The police and the Financial Investigation Analysis Unit (FIAU) should immediately investigate former Prime Minister Joseph Muscat over the possibility that he may have received kickbacks linked to the hospitals’ deal, Opposition leader Bernard Grech said this afternoon.
In a Facebook post, Grech urged the police’s Financial Crimes Investigations Department to go after Muscat, who he described as a big fish, rather than focusing on small businesses and professionals.
“The police’s Financial Crimes Investigation Department and the FIAU should investigate without delay the behaviour of Joseph Muscat, the big fish, rather than laying siege on family businesses and decent professionals, who are all feeling prosecuted,” Grech said.

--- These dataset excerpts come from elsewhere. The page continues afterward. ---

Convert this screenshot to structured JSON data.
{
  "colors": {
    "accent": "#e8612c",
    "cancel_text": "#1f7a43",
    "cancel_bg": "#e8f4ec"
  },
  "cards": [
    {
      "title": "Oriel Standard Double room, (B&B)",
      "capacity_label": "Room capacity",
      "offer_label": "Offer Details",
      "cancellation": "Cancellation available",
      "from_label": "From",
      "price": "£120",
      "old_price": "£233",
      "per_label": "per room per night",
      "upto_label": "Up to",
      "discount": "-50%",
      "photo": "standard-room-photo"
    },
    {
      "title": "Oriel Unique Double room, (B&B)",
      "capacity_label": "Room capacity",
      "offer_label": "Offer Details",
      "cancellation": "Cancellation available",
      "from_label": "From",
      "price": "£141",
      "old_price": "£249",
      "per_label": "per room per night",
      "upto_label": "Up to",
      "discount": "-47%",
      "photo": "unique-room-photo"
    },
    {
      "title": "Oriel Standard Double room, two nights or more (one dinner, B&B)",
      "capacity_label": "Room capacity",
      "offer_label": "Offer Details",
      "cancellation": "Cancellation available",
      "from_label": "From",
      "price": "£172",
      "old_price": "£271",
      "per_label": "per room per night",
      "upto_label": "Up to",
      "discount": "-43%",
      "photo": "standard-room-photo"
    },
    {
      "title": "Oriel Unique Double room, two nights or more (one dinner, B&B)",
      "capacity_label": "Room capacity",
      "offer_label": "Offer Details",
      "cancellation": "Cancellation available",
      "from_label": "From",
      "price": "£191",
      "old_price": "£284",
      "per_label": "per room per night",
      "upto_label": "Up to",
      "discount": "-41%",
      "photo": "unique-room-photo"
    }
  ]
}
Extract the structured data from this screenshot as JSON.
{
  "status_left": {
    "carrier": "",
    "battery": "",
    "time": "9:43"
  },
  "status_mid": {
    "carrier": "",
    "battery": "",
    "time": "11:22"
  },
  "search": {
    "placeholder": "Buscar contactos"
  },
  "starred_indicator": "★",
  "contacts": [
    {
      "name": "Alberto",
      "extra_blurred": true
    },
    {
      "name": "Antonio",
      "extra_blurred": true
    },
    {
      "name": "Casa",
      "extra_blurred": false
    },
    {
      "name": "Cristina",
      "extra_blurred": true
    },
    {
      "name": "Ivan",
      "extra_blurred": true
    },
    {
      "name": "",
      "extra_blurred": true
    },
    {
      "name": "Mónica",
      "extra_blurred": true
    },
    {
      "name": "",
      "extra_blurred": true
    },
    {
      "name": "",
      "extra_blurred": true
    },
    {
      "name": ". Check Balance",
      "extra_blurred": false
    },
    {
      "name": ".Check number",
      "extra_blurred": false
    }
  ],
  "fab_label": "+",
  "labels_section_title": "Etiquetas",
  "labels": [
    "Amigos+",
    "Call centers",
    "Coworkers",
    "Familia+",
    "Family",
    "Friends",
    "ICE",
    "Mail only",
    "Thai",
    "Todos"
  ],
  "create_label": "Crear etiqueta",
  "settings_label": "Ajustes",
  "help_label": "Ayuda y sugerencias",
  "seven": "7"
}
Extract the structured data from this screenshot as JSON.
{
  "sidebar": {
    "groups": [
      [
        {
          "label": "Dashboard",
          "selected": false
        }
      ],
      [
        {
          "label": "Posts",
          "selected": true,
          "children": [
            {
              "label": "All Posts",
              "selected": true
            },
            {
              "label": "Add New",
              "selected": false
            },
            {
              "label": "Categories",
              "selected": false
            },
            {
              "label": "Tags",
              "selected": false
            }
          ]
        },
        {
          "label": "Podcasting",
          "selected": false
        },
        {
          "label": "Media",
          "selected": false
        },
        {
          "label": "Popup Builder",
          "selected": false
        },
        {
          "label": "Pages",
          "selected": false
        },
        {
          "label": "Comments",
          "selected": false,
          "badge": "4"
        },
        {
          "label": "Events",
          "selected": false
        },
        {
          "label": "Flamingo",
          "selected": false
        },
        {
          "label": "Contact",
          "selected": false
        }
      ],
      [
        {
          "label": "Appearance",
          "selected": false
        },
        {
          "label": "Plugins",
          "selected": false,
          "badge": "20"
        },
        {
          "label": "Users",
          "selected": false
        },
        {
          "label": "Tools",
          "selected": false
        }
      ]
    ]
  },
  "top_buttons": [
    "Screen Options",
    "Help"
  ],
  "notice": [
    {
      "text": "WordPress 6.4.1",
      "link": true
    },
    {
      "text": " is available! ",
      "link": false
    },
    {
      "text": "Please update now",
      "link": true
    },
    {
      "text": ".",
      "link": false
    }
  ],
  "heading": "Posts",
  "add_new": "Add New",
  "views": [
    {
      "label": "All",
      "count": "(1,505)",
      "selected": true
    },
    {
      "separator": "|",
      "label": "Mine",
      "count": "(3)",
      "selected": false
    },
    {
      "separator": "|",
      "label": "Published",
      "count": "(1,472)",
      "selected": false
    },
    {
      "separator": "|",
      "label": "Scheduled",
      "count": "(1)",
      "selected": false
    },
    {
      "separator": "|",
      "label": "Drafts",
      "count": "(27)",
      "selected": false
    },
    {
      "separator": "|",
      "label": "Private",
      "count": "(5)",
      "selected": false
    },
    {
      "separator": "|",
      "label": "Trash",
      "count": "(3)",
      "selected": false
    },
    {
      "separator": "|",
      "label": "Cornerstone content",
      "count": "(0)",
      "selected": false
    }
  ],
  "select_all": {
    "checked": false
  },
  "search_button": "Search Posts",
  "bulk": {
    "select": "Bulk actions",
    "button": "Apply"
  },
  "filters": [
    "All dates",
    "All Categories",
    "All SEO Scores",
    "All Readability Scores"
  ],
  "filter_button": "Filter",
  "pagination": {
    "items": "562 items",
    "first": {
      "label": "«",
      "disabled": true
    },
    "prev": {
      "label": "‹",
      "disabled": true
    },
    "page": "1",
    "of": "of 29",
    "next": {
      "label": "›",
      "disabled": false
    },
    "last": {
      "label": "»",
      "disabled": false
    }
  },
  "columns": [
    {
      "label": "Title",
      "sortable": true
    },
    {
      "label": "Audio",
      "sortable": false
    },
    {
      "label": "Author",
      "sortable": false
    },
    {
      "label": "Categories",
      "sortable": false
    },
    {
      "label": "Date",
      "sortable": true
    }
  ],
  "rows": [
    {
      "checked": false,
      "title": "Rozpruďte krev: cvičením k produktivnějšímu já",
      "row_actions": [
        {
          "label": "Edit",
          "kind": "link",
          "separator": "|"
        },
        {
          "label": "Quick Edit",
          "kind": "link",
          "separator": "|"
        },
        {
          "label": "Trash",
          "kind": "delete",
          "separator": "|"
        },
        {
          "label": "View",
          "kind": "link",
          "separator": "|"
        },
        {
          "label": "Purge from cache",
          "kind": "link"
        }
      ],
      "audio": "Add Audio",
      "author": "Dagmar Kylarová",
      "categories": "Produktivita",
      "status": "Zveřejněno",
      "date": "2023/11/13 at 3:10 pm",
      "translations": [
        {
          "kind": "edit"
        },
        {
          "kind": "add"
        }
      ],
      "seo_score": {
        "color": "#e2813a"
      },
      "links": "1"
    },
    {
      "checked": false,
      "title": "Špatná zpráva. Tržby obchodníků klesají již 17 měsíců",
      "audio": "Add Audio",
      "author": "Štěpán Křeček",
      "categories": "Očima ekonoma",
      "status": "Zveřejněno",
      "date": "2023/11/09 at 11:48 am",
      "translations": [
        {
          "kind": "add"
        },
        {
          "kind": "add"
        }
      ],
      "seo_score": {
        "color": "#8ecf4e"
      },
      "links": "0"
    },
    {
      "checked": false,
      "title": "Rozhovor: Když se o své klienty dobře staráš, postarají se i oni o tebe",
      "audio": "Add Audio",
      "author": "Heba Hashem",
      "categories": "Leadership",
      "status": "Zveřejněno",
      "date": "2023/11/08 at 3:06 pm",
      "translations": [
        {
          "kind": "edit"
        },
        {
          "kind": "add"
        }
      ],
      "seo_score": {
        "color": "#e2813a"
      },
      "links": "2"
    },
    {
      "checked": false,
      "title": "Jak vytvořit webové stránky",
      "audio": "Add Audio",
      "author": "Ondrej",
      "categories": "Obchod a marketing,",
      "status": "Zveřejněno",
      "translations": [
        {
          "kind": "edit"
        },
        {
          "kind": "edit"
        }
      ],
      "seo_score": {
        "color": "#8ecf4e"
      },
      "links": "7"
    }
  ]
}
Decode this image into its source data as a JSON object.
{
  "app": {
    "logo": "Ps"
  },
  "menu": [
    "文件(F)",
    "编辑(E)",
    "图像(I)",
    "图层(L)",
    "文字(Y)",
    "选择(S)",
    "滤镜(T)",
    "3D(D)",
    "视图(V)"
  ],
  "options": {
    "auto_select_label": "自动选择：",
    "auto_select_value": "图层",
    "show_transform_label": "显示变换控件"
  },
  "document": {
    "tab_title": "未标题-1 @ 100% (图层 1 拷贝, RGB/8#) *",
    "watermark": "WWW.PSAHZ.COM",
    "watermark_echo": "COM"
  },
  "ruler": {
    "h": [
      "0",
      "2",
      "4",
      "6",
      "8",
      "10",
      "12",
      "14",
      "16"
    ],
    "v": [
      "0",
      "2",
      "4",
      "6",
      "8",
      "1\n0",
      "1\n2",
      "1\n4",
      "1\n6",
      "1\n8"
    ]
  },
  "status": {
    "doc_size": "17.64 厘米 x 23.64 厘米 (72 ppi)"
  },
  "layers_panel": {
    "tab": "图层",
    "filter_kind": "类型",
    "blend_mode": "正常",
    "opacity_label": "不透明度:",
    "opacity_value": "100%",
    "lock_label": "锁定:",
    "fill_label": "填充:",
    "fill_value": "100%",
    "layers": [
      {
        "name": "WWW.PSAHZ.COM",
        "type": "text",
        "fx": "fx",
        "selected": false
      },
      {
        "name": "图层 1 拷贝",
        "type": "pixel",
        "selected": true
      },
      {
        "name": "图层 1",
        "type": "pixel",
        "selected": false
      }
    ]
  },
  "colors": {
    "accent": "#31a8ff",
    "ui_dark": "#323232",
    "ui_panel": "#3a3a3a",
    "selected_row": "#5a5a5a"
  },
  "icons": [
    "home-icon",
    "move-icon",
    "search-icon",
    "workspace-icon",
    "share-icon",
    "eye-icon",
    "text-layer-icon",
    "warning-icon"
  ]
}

“I expect the Police Commissioner to start an investigation into funds received by Joseph Muscat.”
On Sunday it was revealed that Muscat had received €60,000 in four installments from Accutor AG and Spring X Media. Accutor was revealed to have received €3.6 million from Steward Health Care – which holds the concession for operating three public hospitals
Muscat has insisted that the funds were transferred as payment for legitimate business he had done for the companies, adding that all income had been declared.
However, Grech has insisted that the revelations raised suspicions that the money could be linked to one of the big government projects implemented during Muscat’s time in office.
“Such transactions, especially in light of declarations by Muscat that he would not offer services to any companies linked to government contracts, should be investigated immediately,” Grech said, adding that the police should also be updating the public on their investigations.
“So far, all investigations appear to have stopped a layer away from politicians, but politicians are not untouchables. They are the ones that should be held responsible the most. Malta wants to see concrete results and not 20 open cases with none being resolved.”
Robert Abela hasn’t asked Steward about payments
Responding to questions from the Times of Malta this afternoon, Prime Minister Robert Abela said that he had not asked Steward Health Care about the payments, noting that a magisterial inquiry into the deal was ongoing.
The Prime Minister did however emphasise that former prime ministers had an obligation to uphold their responsibilities and follow ethical standards after leaving office.
Abela wouldn’t be drawn into whether he personally felt the funds were kickbacks. “That I cannot say because it is the inquiring magistrate’s job to arrive at that conclusion.”
When asked whether Muscat was still a member of the Labour Party, Abela stressed that Muscat was “not an MP and part of the Labour parliamentary group, and was never part of this government and never a consultant”.
Civil society group Repubblika also filed a police report this morning for Muscat to be investigated.